For students taking classes on campus in the fall, officials don’t anticipate reducing fees because some services funded by those fees, such as University Health Services, remain operational. Blank said the university is still deciding whether to charge fees for students who take all of their coursework online.
Another unknown is teaching assignments. Some instructors who have an impaired immune system or are simply uncomfortable teaching face-to-face wonder if they will be forced to do so or if they have control of the format in which they lecture.
The university’s plan defers to academic departments to determine the format in which courses will be offered and to work with instructors who have health conditions.
UW-Madison’s graduate student union fears the greatest health risk will fall on the lowest-paid, the teaching assistants, to lead small, in-person classes. Co-president Alejandra Canales said the union is waiting to hear whether personal protective equipment will be provided and if instructors will be expected to enforce mask-wearing.
“As we’re seeing more resistance to wearing masks in public, we have to think about how safety procedures would be enforced, who that would fall on and whether that person has the authority to enforce those measures,” she said.
Will students follow rules?
Student behavior will play a crucial role in reducing the spread of COVID-19, a highly contagious disease for which there is no vaccine and can cause serious respiratory illness or death, especially for the elderly or people with underlying health conditions.
It’s hard to imagine all students will follow the guidelines, particularly when alcohol is involved and judgement becomes impaired, said University of Notre Dame professor Susan Blum, whose research focuses on campus culture and the student experience.
On Blum’s own campus, the discussion has drifted away from punishing those who defy the guidelines and is focused instead on how to encourage them to embrace the restrictions.
UW-Madison officials are optimistic about students’ level of cooperation because so many of them want to be back on campus after half of their spring semester unfolded entirely behind a computer screen.

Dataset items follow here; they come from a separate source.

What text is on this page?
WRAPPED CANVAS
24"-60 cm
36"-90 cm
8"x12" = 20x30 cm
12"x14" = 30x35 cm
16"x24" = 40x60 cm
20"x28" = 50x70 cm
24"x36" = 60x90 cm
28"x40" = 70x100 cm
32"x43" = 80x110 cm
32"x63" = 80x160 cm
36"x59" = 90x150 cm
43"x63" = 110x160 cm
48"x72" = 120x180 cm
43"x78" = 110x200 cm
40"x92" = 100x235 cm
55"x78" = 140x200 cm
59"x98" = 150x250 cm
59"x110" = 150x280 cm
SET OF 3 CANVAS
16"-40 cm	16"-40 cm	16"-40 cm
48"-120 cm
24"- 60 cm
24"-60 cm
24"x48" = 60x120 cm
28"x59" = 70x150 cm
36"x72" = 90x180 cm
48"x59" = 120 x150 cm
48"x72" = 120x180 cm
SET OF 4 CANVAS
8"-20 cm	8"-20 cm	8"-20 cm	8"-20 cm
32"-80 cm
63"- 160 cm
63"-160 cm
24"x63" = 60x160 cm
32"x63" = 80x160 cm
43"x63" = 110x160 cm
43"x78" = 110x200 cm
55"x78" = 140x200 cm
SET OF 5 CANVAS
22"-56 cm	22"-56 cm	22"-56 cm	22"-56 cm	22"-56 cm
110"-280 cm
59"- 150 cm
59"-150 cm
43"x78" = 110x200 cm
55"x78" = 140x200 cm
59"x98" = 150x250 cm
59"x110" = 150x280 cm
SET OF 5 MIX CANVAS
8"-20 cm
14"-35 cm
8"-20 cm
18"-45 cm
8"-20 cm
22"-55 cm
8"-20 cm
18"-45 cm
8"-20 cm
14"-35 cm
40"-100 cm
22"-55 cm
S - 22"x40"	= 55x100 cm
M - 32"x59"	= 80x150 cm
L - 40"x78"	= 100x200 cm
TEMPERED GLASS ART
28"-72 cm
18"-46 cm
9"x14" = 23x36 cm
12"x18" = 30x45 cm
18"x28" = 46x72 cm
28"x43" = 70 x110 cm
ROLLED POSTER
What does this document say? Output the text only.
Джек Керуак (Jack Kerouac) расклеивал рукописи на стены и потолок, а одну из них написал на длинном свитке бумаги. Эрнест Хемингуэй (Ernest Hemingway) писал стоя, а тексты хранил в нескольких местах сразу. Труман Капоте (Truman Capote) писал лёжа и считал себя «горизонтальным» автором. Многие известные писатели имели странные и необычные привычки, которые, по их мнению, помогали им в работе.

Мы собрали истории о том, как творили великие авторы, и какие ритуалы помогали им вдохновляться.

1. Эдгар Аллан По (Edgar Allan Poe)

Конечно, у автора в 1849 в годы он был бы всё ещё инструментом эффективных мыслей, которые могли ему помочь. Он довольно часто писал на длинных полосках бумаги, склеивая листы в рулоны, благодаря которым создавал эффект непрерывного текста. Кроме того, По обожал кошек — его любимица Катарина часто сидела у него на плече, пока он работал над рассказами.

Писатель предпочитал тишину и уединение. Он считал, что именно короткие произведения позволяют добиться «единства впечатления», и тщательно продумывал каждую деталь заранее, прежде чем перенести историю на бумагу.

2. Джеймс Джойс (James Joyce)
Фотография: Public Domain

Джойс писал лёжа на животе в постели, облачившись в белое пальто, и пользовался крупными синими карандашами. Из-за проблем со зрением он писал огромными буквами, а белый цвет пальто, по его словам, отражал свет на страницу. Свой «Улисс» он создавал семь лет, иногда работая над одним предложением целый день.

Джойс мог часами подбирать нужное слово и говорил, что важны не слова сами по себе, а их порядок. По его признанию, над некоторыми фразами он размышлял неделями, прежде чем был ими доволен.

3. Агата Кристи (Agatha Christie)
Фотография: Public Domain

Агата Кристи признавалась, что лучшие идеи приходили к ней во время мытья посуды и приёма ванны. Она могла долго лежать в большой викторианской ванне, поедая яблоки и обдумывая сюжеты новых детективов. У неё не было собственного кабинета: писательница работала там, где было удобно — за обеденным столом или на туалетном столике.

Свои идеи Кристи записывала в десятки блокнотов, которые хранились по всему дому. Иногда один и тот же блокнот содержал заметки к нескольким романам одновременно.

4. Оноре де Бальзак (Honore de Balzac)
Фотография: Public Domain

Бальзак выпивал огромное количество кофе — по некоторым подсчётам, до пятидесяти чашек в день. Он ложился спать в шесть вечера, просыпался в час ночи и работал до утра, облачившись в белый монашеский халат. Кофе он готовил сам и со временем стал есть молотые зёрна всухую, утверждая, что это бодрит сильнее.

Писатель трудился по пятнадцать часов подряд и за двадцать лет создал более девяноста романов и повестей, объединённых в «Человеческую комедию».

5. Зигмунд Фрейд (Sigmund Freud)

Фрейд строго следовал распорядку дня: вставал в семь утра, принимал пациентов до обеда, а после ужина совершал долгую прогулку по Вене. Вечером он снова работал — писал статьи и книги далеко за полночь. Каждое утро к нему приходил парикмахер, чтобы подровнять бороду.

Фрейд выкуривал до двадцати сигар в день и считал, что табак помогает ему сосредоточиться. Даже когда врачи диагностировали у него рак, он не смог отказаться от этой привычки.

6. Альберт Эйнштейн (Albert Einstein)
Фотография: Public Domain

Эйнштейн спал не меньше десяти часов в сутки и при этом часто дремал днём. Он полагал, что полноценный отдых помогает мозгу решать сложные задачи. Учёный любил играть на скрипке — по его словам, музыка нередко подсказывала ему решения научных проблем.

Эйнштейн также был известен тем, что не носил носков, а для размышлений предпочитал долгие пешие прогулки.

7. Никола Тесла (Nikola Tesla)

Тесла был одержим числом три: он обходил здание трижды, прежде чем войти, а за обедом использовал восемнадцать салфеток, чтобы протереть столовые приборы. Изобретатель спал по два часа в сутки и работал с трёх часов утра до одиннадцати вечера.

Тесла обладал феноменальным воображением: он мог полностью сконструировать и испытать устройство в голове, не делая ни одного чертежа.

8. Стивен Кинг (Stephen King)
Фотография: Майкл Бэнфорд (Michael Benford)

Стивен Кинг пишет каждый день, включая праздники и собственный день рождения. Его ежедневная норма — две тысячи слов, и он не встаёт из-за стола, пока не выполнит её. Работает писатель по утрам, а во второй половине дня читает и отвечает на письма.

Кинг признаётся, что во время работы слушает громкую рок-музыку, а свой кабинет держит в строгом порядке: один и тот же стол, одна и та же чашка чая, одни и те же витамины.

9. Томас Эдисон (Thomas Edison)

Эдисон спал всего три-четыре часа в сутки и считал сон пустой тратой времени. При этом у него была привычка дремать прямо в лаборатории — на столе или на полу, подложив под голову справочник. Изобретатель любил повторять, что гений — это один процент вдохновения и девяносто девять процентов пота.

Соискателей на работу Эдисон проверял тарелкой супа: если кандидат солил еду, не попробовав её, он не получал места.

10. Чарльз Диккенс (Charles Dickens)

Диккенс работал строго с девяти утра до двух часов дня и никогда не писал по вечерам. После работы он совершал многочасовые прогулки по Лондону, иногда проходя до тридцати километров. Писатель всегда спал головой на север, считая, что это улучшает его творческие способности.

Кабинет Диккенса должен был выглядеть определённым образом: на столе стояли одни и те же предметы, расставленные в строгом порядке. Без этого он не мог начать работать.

A marketing campaign will educate students on the importance of following health guidelines.
The safest bet would be for students to stay home, Blum said. But a host of reasons have led most residential colleges to decide to reopen — students on the cusp of finishing their degree, families who are unwilling to fork over full tuition for an entirely online experience, employees whose livelihoods depend on the schools, institutions that cannot financially afford to continue operating the way they have during the pandemic so far.
“All of these things are completely intertwined so I can certainly understand why all of these college leaders want to reopen,” she said. “But the downsides are pretty numerous as well. I wouldn’t want to trust the survival of vulnerable members of the community to the judgement of all students gathered on a college campus.”
Even students are somewhat skeptical of their peers’ ability to follow social distancing guidelines. Some photos on social media show lines of UW-Madison students crowded outside college bars and waiting to get inside since the statewide stay-at-home order lifted.
“It would take a big culture shift that would have to be student-led,” UW-Madison student government leader Laura Downer said. “I don’t know if I see that shift happening yet.”
State Journal reporter David Wahlberg contributed to this report.